La pandemia del Covid-19 ha obligado a las empresas a adaptarse a una nueva realidad, teniendo que transformar sus estrategias y adelantar acciones que no tenían previsto realizar a corto plazo.

Esta es una de las conclusiones de un estudio de Miebach sobre la cadena de suministro del sector del Gran Consumo, en el que el 80% de los participantes ha afirmado que lo ocurrido les ha llevado a adelantar las medidas para incrementar su resiliencia y un 76% las enfocadas a mejorar su gestión de riesgos.

También hay aspectos que ya eran relevantes antes de la pandemia y que ahora todavía lo son más, como la digitalización o el e-commerce, pues el 74% de las empresas participantes está priorizando ya el desarrollo de estrategias en este ámbito.

Existe un gran consenso sobre cuáles son los mayores desafíos a afrontar, relacionados con los costes y el servicio al cliente, aunque ha ganado protagonismo el control y la planificación de la demanda a consecuencia de la incertidumbre provocada por el Covid-19 y los cuellos de botella en la producción mundial.

Igualmente, la digitalización, automatización y estrategia para el e-commerce son áreas que suponen un reto para las empresas, pero presentan grandes oportunidades. En esta línea, ha aumentado el número de empresas que apuestan por las tecnologías para la obtención y gestión de datos, pues la pandemia ha evidenciado la dificultad de gestionar una cadena logística larga y compleja.

Por su parte, las empresas que tienen previsto comenzar a utilizar la Inteligencia Artificial ha aumentado un 22%, y en lo que respecta a la automatización, el foco sigue estando en automatizar procesos en el área de almacenaje, si bien ha aumentado la automatización del picking de cajas en un 11% por la creciente fragmentación de pedidos.

Planes de sostenibilidad

En lo que respecta al medio ambiente, alrededor del 66% ha planificado o tiene previsto planificar acciones para reducir su impacto medioambiental. La reducción de material de embalaje es la iniciativa en la que un mayor número de empresas está trabajando, mientras que el análisis de la huella de carbono es la que se ha desarrollado con mayor frecuencia.

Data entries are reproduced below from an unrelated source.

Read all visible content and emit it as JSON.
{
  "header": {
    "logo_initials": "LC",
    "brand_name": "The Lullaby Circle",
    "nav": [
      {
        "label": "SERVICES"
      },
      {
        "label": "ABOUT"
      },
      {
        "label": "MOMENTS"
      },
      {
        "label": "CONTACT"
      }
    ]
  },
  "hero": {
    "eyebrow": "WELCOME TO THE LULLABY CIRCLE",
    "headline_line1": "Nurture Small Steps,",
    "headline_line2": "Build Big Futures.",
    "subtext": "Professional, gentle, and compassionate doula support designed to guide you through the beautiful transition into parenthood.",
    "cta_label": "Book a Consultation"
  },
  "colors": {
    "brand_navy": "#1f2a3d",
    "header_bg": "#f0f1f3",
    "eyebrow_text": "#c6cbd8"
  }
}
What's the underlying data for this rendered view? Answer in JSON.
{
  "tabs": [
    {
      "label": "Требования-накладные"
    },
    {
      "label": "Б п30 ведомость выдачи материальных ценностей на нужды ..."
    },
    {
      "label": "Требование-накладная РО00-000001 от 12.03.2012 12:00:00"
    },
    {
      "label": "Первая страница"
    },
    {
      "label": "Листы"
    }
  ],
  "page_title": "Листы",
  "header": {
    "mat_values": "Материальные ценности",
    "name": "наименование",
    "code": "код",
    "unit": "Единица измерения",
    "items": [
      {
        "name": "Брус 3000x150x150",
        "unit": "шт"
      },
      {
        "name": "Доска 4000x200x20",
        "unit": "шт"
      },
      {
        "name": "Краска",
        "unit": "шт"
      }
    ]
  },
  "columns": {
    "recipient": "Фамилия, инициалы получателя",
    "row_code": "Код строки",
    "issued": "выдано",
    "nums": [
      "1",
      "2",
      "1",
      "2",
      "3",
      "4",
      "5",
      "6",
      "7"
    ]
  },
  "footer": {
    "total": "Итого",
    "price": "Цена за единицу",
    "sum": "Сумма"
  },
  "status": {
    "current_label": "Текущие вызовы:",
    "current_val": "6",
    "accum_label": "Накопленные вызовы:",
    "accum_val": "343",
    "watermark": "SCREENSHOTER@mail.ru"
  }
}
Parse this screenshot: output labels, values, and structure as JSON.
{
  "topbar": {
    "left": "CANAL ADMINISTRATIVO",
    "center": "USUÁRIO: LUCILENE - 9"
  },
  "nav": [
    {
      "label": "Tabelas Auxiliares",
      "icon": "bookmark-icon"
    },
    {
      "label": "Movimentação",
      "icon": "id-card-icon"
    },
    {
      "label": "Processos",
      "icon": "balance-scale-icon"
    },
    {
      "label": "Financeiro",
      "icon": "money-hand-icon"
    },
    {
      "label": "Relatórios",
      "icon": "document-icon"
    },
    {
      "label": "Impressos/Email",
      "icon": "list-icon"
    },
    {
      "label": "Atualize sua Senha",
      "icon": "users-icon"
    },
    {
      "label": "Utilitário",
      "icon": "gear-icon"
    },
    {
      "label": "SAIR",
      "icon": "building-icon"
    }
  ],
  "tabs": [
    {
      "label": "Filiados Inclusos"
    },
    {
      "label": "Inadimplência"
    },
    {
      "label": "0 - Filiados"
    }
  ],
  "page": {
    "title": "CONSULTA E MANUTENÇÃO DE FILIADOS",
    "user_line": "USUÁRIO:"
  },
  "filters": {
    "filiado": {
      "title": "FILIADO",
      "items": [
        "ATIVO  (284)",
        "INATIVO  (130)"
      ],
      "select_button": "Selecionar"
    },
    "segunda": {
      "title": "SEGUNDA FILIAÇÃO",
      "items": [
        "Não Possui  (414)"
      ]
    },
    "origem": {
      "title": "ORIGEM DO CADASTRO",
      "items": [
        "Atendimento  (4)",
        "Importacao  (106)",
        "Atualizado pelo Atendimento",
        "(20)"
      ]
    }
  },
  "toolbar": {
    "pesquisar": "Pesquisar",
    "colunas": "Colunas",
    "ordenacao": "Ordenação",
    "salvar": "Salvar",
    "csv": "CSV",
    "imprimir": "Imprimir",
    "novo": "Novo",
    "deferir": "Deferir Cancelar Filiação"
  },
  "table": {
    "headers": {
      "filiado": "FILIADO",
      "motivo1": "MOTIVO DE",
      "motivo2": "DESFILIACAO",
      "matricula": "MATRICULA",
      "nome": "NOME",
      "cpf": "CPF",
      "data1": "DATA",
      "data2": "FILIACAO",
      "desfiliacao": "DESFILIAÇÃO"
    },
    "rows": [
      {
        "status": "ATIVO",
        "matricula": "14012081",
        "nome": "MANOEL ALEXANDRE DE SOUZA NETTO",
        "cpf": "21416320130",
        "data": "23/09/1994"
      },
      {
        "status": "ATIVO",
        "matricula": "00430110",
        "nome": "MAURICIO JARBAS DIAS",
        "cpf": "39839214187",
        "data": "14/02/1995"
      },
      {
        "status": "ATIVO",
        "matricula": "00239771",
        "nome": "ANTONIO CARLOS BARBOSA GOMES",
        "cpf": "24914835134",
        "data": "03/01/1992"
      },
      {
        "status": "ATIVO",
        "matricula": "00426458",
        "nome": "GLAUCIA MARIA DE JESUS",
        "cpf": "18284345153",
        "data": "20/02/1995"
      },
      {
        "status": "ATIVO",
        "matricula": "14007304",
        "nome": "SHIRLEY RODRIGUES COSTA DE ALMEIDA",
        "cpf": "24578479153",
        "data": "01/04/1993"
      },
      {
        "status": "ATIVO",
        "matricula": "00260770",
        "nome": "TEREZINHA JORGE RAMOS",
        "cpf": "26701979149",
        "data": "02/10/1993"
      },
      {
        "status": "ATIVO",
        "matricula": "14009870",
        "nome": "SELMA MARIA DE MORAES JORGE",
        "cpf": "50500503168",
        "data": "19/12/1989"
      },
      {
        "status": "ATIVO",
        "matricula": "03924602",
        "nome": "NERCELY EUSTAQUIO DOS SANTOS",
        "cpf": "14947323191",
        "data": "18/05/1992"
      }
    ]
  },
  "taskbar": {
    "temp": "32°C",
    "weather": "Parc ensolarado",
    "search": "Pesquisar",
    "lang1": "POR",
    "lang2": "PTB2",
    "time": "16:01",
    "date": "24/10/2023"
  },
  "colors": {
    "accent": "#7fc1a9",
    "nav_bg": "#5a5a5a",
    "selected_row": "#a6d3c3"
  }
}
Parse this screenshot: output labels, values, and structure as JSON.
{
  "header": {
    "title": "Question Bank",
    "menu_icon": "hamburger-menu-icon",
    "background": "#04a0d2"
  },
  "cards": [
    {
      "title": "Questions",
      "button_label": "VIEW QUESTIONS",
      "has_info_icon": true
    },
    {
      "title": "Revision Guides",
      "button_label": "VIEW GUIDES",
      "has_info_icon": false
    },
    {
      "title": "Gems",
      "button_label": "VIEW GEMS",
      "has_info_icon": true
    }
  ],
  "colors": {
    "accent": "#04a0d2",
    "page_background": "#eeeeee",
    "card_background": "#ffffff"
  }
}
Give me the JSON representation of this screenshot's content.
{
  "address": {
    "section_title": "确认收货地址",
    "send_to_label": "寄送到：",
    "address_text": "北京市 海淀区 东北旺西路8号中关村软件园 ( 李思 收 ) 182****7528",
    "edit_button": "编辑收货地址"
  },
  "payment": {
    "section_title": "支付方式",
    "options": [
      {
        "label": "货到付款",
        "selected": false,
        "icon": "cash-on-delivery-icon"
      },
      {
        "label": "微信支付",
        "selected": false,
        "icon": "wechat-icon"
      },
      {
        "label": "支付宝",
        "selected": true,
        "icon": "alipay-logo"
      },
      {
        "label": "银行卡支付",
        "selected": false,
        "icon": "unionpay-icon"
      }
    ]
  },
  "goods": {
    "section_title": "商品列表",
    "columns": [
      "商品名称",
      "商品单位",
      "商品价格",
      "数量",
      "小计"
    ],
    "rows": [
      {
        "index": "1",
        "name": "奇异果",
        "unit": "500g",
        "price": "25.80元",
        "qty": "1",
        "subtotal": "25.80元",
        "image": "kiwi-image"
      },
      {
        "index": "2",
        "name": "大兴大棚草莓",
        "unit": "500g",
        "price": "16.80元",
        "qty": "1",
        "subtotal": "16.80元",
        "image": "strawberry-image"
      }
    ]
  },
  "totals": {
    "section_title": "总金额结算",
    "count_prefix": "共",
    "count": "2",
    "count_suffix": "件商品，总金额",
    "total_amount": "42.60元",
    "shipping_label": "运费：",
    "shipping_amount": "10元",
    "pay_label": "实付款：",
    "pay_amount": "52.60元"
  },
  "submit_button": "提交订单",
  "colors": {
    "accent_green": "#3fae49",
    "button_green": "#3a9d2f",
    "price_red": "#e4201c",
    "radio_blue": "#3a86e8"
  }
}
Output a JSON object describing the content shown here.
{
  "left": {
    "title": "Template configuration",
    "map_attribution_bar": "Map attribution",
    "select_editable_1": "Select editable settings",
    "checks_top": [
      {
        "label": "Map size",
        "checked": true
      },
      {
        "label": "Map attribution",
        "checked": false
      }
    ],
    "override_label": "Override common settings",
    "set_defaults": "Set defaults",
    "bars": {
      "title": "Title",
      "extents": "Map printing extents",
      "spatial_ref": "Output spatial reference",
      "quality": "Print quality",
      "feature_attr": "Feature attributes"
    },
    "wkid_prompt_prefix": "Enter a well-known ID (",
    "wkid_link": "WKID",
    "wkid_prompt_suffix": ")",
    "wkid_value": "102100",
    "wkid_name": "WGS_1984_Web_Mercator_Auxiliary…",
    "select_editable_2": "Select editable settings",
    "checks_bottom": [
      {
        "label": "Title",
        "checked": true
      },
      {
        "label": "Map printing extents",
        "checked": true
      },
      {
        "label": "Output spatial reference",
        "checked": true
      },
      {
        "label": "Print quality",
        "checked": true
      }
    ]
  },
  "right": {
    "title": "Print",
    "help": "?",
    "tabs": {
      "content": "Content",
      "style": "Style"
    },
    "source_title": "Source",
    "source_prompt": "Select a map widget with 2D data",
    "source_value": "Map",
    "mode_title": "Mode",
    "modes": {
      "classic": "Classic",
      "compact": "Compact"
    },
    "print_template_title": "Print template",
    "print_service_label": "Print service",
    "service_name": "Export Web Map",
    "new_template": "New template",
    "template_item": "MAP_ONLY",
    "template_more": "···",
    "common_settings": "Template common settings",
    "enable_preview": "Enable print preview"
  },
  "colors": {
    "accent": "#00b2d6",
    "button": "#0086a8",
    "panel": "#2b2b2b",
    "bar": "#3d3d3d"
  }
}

Otra tendencia relevante es hacia el abastecimiento y la producción sostenibles. También se distingue la preferencia por reducir el impacto ambiental en la producción, clave para el 89%, frente a la reducción sobre el transporte, en la que trabaja el 60%.

En este sentido, las empresas priorizan aquellas medidas que, además de suponer una mejora para el medio ambiente, incrementen el nivel de eficiencia o reduzcan los costes.